Sein Entschluss sei unwiderruflich, betont er. «Ja, ich habe meinen Austritt aus der FDP gegeben», bestätigt Andreas Kleeb auf Anfrage. «Und es bleibt dabei.» Er sei in den letzten Wochen aus sämtlichen FDP-Sektionen im Kanton Zug sowie aus den Freunden der FDP Schweiz ausgetreten. Kleeb: «Damit bin ich auch nicht mehr Mitglied der kantonalen Partei.» Dies habe er Parteipräsident Jürg Strub auch schriftlich mitgeteilt. In der Parteizentrale hat man davon auch Kenntnis genommen. Jürg Strub: «Wir bedauern natürlich diesen Entscheid, denn Andreas Kleeb hat viel für die FDP des Kantons Zug gemacht.» Sucht man nochmals das Gespräch? «Ich denke nicht. Sein Entscheid ist definitiv, und diesen gilt es auch zu akzeptieren.»

25 Jahre in der Partei

Andreas Kleeb gehörte insgesamt 25 Jahre der freisinnigen Partei an. 1990 trat er in die FDP Menzingen ein. Von 2008 bis 2012 präsidierte der selbstständige Unternehmer die Kantonalpartei erfolgreich. Er war auch Gründungsmitglied der FDP Top 60 und von BS14. Kleeb bereitete 2010 auch äusserst erfolgreich die Ablöse von Rolf Schweiger durch Joachim Eder im Ständerat und von Joachim Eder durch Urs Hürlimann im Regierungsrat vor.

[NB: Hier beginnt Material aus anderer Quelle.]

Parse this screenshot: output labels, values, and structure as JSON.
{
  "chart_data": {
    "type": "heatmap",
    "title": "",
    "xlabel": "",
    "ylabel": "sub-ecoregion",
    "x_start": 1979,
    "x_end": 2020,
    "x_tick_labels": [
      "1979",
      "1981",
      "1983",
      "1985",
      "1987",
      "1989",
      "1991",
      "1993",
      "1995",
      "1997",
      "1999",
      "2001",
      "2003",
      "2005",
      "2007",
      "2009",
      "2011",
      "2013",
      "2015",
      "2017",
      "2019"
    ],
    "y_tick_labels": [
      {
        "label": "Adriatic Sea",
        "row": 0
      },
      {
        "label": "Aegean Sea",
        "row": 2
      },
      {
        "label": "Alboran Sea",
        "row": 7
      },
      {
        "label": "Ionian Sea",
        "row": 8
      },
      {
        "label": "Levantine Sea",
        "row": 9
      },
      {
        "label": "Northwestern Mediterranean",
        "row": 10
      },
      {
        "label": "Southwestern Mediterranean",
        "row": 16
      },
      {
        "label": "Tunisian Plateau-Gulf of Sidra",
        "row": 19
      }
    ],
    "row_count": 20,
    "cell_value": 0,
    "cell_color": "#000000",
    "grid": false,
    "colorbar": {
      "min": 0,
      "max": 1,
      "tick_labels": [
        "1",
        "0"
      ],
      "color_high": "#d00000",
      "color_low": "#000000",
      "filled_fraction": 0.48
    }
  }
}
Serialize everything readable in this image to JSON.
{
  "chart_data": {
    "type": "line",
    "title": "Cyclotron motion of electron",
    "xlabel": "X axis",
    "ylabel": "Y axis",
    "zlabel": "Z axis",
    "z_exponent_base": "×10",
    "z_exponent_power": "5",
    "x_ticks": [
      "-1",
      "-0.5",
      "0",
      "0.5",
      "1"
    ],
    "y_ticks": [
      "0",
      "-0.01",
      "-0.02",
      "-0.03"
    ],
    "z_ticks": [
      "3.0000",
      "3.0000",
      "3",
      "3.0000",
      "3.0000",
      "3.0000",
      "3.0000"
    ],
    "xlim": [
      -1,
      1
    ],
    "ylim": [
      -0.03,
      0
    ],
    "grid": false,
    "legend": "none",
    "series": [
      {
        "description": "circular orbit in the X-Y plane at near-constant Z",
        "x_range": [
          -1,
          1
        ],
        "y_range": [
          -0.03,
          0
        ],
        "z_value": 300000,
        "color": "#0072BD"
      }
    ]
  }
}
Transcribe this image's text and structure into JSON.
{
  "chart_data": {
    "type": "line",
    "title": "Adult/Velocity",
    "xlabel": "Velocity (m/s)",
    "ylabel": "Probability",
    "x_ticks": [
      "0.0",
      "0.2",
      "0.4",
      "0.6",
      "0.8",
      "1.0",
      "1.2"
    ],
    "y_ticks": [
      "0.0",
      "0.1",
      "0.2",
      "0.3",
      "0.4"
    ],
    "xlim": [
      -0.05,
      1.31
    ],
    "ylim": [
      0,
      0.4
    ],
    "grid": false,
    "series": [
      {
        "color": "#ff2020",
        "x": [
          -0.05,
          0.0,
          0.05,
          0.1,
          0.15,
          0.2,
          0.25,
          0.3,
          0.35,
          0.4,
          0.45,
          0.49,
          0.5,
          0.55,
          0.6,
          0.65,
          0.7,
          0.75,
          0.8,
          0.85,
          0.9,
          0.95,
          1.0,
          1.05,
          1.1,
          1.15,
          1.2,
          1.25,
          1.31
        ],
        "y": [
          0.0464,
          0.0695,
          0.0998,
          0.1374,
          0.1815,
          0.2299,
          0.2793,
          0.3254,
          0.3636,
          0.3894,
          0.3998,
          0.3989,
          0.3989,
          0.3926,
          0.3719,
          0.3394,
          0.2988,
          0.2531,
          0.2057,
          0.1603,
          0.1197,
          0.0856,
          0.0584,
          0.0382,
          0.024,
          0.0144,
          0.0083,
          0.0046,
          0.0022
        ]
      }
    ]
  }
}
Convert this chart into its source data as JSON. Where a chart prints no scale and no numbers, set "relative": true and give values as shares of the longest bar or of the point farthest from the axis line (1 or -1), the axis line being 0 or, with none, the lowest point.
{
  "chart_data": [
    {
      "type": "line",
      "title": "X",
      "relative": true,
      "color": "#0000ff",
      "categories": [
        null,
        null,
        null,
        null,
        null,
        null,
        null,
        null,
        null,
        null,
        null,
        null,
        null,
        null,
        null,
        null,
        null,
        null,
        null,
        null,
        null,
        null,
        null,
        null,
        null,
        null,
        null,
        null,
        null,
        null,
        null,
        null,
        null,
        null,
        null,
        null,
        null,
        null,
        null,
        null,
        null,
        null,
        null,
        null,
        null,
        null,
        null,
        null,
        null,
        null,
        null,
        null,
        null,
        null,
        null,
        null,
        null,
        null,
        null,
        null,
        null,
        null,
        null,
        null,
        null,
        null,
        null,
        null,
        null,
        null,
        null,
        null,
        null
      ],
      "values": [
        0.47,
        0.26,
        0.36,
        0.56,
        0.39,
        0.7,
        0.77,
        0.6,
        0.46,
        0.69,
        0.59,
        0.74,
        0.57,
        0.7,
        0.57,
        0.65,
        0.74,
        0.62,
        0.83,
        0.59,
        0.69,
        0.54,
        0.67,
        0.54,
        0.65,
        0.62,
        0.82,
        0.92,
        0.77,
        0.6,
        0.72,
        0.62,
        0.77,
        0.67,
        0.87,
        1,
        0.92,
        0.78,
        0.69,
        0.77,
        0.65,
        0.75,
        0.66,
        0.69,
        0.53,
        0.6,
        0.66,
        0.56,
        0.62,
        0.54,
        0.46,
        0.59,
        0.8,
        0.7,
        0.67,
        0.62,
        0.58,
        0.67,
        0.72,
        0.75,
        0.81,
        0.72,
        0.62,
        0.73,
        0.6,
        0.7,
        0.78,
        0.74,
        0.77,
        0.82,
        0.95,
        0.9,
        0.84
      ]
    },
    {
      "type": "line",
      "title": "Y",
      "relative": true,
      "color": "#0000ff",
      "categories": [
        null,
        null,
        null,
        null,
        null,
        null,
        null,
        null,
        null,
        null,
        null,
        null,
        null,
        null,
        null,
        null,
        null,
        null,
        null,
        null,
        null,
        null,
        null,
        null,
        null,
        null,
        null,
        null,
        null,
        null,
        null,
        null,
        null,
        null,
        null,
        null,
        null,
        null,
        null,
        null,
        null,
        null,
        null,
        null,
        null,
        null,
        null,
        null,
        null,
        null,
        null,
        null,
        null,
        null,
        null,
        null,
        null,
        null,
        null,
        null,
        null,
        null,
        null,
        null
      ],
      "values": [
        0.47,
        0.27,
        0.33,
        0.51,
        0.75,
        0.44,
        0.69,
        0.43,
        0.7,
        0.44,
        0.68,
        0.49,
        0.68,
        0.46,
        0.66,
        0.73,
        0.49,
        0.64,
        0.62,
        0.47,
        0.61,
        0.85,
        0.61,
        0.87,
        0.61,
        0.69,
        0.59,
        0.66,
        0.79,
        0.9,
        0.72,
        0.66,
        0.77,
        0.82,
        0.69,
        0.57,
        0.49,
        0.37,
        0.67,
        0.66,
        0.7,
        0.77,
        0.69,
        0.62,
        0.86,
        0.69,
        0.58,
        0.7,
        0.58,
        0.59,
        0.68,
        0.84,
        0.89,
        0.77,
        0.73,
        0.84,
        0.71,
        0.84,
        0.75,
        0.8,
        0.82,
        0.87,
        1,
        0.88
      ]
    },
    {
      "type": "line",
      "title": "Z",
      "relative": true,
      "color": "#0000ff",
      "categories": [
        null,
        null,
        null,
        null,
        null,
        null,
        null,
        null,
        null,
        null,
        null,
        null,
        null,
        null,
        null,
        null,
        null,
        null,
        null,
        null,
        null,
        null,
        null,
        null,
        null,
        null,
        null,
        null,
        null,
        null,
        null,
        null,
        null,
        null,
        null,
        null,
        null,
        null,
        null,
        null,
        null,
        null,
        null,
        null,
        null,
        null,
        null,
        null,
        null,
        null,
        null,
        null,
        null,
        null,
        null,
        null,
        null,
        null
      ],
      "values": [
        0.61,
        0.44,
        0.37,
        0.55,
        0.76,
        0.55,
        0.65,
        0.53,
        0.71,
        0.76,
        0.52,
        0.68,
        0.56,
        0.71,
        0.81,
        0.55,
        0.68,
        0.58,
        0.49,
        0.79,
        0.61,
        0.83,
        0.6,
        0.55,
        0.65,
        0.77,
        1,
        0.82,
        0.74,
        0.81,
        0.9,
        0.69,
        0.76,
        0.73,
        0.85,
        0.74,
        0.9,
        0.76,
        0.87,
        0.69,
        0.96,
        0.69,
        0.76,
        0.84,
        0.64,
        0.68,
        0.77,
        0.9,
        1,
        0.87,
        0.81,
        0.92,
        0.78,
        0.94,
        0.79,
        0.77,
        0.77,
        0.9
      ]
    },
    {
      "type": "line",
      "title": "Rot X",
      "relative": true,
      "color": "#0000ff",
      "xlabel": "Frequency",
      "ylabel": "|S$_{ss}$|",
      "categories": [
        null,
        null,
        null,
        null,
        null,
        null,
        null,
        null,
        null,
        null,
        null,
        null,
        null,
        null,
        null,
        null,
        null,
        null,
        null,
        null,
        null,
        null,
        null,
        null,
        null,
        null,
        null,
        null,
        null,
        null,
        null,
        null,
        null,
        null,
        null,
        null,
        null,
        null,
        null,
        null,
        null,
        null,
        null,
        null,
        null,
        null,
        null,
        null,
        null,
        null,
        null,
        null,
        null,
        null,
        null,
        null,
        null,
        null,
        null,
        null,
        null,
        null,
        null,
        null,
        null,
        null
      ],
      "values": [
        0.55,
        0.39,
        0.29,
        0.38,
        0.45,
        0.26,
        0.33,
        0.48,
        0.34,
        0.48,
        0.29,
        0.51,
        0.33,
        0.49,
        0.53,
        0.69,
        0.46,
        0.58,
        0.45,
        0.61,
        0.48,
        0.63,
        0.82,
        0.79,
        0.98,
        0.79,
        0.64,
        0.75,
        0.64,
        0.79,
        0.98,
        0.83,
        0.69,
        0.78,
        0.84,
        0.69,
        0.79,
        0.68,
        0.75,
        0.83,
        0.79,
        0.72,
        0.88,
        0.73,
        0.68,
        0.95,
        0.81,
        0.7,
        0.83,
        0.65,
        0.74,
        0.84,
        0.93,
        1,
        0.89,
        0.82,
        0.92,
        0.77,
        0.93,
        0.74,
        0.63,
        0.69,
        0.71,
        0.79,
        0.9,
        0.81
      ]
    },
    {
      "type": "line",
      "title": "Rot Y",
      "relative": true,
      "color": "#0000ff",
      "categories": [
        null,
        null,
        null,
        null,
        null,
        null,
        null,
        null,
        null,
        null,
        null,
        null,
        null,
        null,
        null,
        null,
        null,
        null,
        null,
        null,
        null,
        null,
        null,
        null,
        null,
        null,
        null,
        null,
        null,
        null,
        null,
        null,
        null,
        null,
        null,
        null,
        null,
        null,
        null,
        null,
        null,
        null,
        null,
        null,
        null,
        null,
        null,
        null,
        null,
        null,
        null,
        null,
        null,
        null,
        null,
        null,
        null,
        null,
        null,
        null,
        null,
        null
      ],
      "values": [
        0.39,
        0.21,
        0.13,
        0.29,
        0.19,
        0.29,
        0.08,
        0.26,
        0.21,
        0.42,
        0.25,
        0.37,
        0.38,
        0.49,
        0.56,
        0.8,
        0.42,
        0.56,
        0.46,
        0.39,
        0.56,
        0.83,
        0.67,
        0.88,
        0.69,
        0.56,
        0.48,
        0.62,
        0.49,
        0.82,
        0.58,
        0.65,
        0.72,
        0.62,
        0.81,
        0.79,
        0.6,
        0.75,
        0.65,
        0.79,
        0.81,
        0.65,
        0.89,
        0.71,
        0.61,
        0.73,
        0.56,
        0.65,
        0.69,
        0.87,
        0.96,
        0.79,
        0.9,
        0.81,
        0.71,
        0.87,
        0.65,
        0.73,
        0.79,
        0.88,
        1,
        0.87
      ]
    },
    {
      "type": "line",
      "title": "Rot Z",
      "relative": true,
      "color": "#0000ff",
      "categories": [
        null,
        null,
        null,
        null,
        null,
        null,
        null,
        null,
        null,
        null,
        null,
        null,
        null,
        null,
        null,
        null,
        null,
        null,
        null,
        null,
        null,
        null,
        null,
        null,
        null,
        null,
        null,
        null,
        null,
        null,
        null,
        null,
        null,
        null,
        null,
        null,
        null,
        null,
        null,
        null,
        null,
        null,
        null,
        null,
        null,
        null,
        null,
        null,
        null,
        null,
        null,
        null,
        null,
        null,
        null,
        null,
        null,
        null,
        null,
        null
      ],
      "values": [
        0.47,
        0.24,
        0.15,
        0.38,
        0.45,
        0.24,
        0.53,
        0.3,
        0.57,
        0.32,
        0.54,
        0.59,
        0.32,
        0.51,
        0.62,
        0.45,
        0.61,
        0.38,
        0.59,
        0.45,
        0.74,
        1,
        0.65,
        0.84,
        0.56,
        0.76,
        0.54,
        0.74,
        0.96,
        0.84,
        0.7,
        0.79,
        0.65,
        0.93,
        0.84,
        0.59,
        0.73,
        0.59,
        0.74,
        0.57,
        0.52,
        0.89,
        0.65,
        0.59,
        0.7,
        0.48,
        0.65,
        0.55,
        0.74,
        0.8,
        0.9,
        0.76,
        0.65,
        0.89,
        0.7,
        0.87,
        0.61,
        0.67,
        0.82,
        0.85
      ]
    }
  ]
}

Weshalb kehrt ausgerechnet jetzt ein Erzfreisinniger seiner Partei den Rücken? Kleeb gibt sich diplomatisch, spricht dann aber von «unaufrichtigem Verhalten» sowie offenem Widerstand einiger Parteiexponenten und Mandatsträger gegen ihn. Dies habe ihn zu diesem Schritt bewogen. Kleeb ist enttäuscht, wie man mit ihm in den vergangenen Monaten umgegangen ist. «Es scheint, dass man Unternehmertum und Engagement in der FDP des Kanton Zug nicht schätzt. Wir haben offensichtlich ein unterschiedliches Verständnis von liberalem Denken und Handeln.» So mache es für ihn keinen Sinn, «dass ich bei der derzeitigen kantonalen Führung noch Ressourcen für diese Partei aufwende».

Spannende Themen

Tatsache ist: Andreas Kleeb hätte gerne auf der Liste von Bruno Pezzatti für einen Sitz im Nationalrat kandidiert. Schon zweimal hat er sich in der Vergangenheit dieser Wahl gestellt, gereicht hat es nicht. Im letzten Herbst und Frühling musste Kleeb dann feststellen, dass man in den eidgenössischen Wahlen nicht auf ihn setzt. Dies hat ihn sichtlich getroffen. «Im Anschluss habe ich dann eine Auslegeordnung gemacht und bin zum Schluss gelangt, dass ich in der FDP des Kantons nicht mehr willkommen bin.» Es sei keine Kurzschlussreaktion gewesen, «sondern mein Entscheid ist wohlüberlegt».

Ob er der Politik endgültig den Rücken kehrt, ist unsicher. Kleeb: «Es gibt viele spannende Themen, die man angehen muss», sagt er. Denkt er national oder kantonal? «Ich denke da in erster Linie an die kantonalen Finanzen», lässt er sich entlocken. Andererseits schlägt sein Politikerherz natürlich nach wie vor auch national. Auch, weil sich ein solches Amt eher mit seinem Unternehmen vereinbaren lassen würde. Zu welcher Partei fühlt er sich denn besonders hingezogen? Darüber habe er sich noch keine abschliessenden Gedanken gemacht. «Ich werde mir den Schritt sehr gut überlegen, in welchem Umfeld ich das tue.»